Wichtig: Die Pflegekasse bewilligt den Hausnotruf nicht als pauschale Komfortleistung, sondern als technisches Pflegehilfsmittel. Im Antrag sollte deshalb erkennbar sein, warum schnelle Hilfe in der konkreten Wohnsituation erforderlich ist – zum Beispiel wegen Sturzgefahr, Alleinleben oder fehlender sofortiger Hilfe im Haushalt.

Checkliste vor der Anbieterwahl

  1. Pflegegrad klären: Ohne Pflegegrad kann der Hausnotruf privat gebucht werden; mit Pflegegrad ist die Kostenübernahme deutlich einfacher.
  2. Alleinzeiten notieren: Wann ist die Person allein? Tagsüber, nachts, an Wochenenden oder dauerhaft?
  3. Schlüsselzugang regeln: Wer kommt in die Wohnung – Angehörige, Nachbarn, Pflegedienst oder ein Anbieter-Hintergrunddienst?
  4. Technik prüfen: Gibt es Festnetz, stabilen Mobilfunkempfang und wird ein mobiler Notruf außerhalb der Wohnung gebraucht?
  5. Zusatzkosten vergleichen: Grundtarif, Anschlussgebühr, Sturzsensor, Schlüsselservice und Kündigungsfristen schriftlich prüfen.
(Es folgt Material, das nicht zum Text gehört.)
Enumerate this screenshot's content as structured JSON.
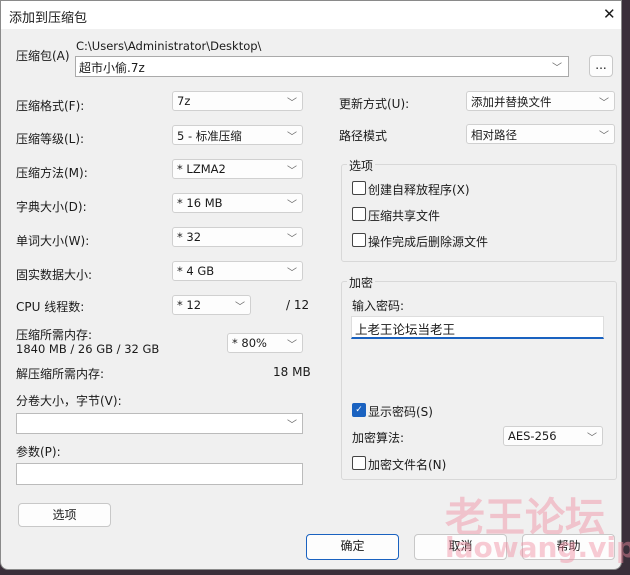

Stationär, mobil oder mit Sturzerkennung?

Für Menschen, die überwiegend in der Wohnung sind, reicht häufig der klassische Hausnotruf mit Basisstation und Funkknopf. Wer allein einkauft, spazieren geht oder Termine selbst wahrnimmt, sollte zusätzlich einen mobilen Notruf mit GPS-Ortung prüfen. Sturzerkennung kann helfen, ersetzt aber nicht den bewussten Knopfdruck: Sensoren erkennen nicht jeden Sturz zuverlässig und können Fehlalarme auslösen.
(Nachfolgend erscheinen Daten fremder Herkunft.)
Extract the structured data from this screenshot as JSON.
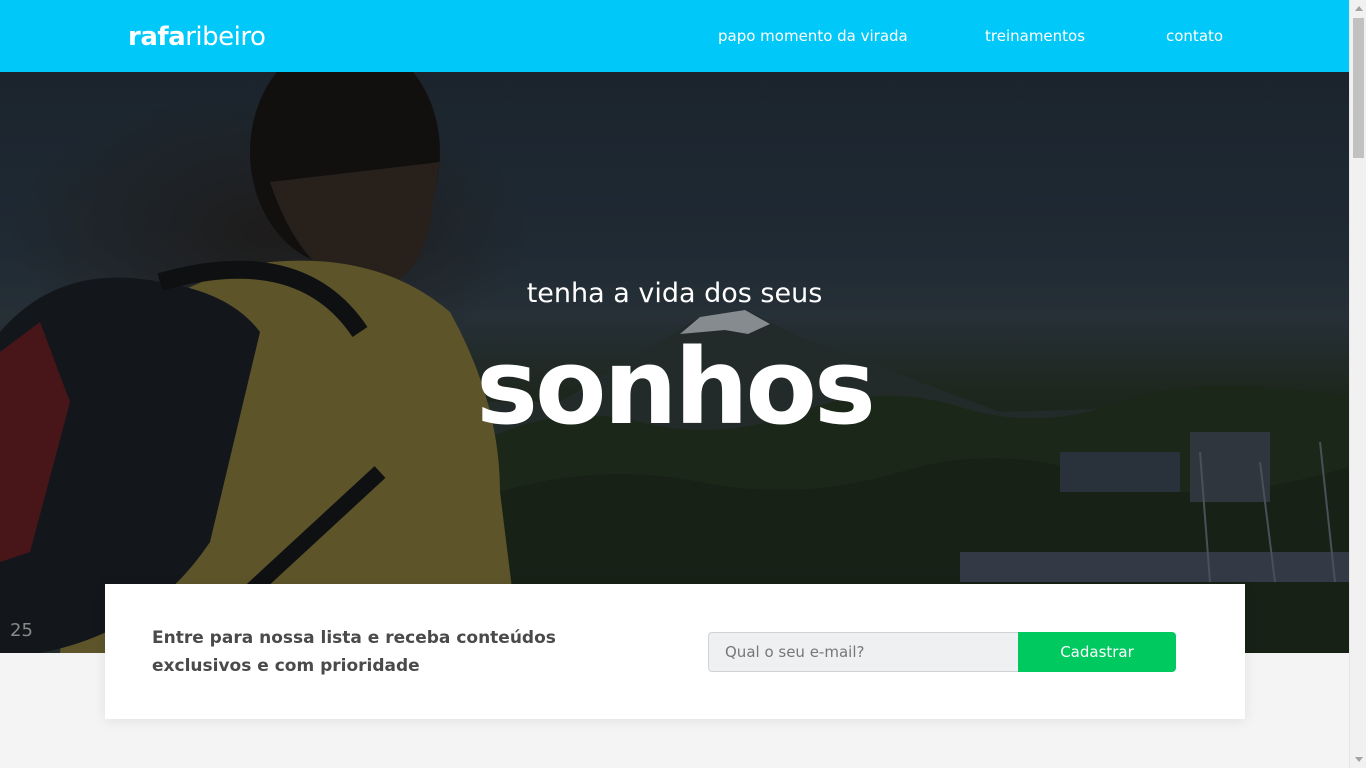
{
  "header": {
    "logo_bold": "rafa",
    "logo_light": "ribeiro",
    "nav": [
      {
        "label": "papo momento da virada"
      },
      {
        "label": "treinamentos"
      },
      {
        "label": "contato"
      }
    ]
  },
  "hero": {
    "subtitle": "tenha a vida dos seus",
    "title": "sonhos",
    "image_corner_text": "25"
  },
  "newsletter": {
    "text": "Entre para nossa lista e receba conteúdos exclusivos e com prioridade",
    "email_placeholder": "Qual o seu e-mail?",
    "email_value": "",
    "button_label": "Cadastrar"
  },
  "colors": {
    "header_bg": "#00c8f8",
    "button_bg": "#00c95f",
    "page_bg": "#f4f4f4",
    "card_text": "#4a4a4a"
  },
  "icons": [
    "scroll-up-arrow-icon",
    "scroll-down-arrow-icon"
  ]
}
Wohnung zusätzlich sicher machen

Ein Notrufsystem ist ein wichtiger Baustein, löst aber nicht alle Risiken in der Wohnung. Prüfen Sie parallel einfache Anpassungen: rutschhemmende Matten, bessere Beleuchtung, Haltegriffe, freie Laufwege und ein Duschhocker können das Sturzrisiko deutlich senken. Bei größeren Maßnahmen – etwa bodengleicher Dusche, Rampe oder Treppenlift – kommt eine Wohnumfeldverbesserung über die Pflegekasse in Betracht.
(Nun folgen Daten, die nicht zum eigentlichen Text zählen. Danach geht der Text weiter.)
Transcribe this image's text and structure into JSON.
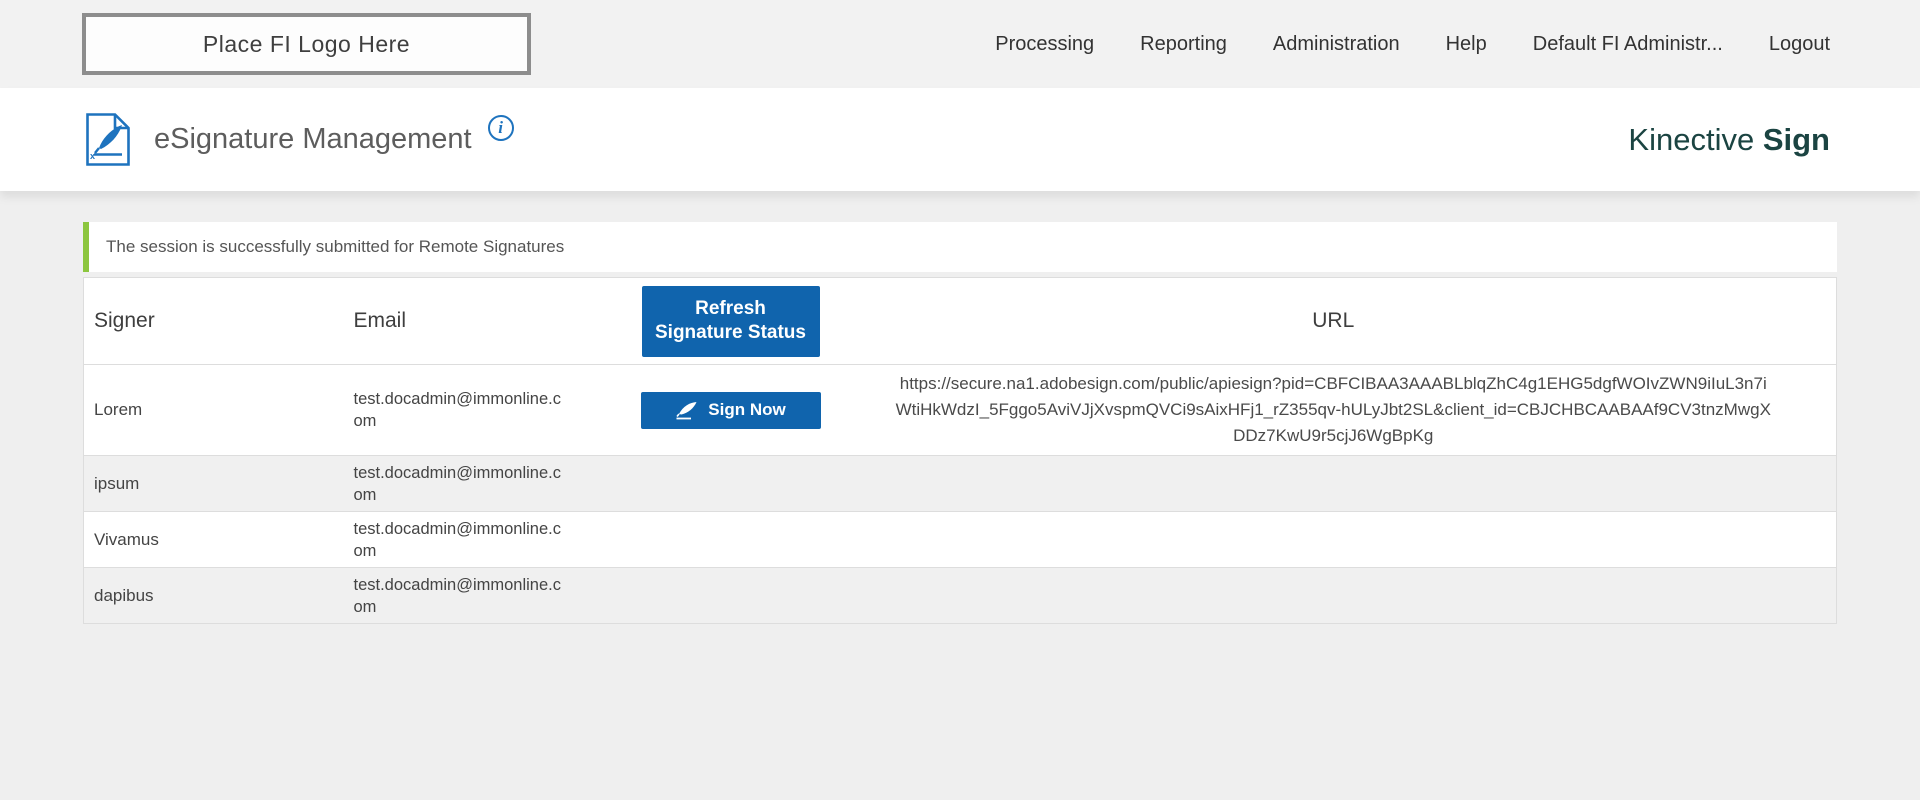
{
  "topbar": {
    "logo_placeholder": "Place FI Logo Here",
    "nav_items": [
      {
        "label": "Processing"
      },
      {
        "label": "Reporting"
      },
      {
        "label": "Administration"
      },
      {
        "label": "Help"
      },
      {
        "label": "Default FI Administr..."
      },
      {
        "label": "Logout"
      }
    ]
  },
  "page_header": {
    "title": "eSignature Management",
    "info_icon_glyph": "i",
    "brand": {
      "name": "Kinective ",
      "product": "Sign"
    }
  },
  "alert": {
    "message": "The session is successfully submitted for Remote Signatures"
  },
  "signers_table": {
    "headers": {
      "signer": "Signer",
      "email": "Email",
      "refresh_button_label": "Refresh Signature Status",
      "url": "URL"
    },
    "rows": [
      {
        "signer": "Lorem",
        "email": "test.docadmin@immonline.com",
        "sign_button_label": "Sign Now",
        "url": "https://secure.na1.adobesign.com/public/apiesign?pid=CBFCIBAA3AAABLblqZhC4g1EHG5dgfWOIvZWN9iIuL3n7iWtiHkWdzI_5Fggo5AviVJjXvspmQVCi9sAixHFj1_rZ355qv-hULyJbt2SL&client_id=CBJCHBCAABAAf9CV3tnzMwgXDDz7KwU9r5cjJ6WgBpKg"
      },
      {
        "signer": "ipsum",
        "email": "test.docadmin@immonline.com",
        "sign_button_label": "",
        "url": ""
      },
      {
        "signer": "Vivamus",
        "email": "test.docadmin@immonline.com",
        "sign_button_label": "",
        "url": ""
      },
      {
        "signer": "dapibus",
        "email": "test.docadmin@immonline.com",
        "sign_button_label": "",
        "url": ""
      }
    ]
  },
  "colors": {
    "button_blue": "#1064ad",
    "icon_blue": "#1e73be",
    "success_green": "#8cc63e",
    "brand_teal": "#1b4442"
  }
}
Mehr zum Zuschuss finden Sie in unserer Übersicht zu Pflegegraden und weiteren Leistungen der Pflegekasse. Für praktische Sofortmaßnahmen hilft außerdem die Checkliste zur Sturzprävention zu Hause.

So formulieren Angehörige den Bedarf

Im Antrag genügt meist eine sachliche Begründung. Beispiel: „Meine Mutter lebt allein, hat Pflegegrad 2 und ist durch Gangunsicherheit sturzgefährdet. Im Notfall kann sie das Telefon nicht immer erreichen. Wir beantragen daher die Versorgung mit einem anerkannten Hausnotrufsystem als technisches Pflegehilfsmittel.“ Der Anbieter unterstützt häufig mit einem vorbereiteten Formular.

Fazit: Früh organisieren, nicht erst nach dem Sturz

Für alleinstehende Senioren ist der Hausnotruf besonders wertvoll, bevor der erste schwere Notfall eintritt. Wer Pflegegrad, Schlüsselzugang, Tarif und Wohnungsrisiken gemeinsam prüft, schafft eine verlässliche Sicherheitskette – und entlastet Angehörige, ohne die Selbstständigkeit zu Hause unnötig einzuschränken.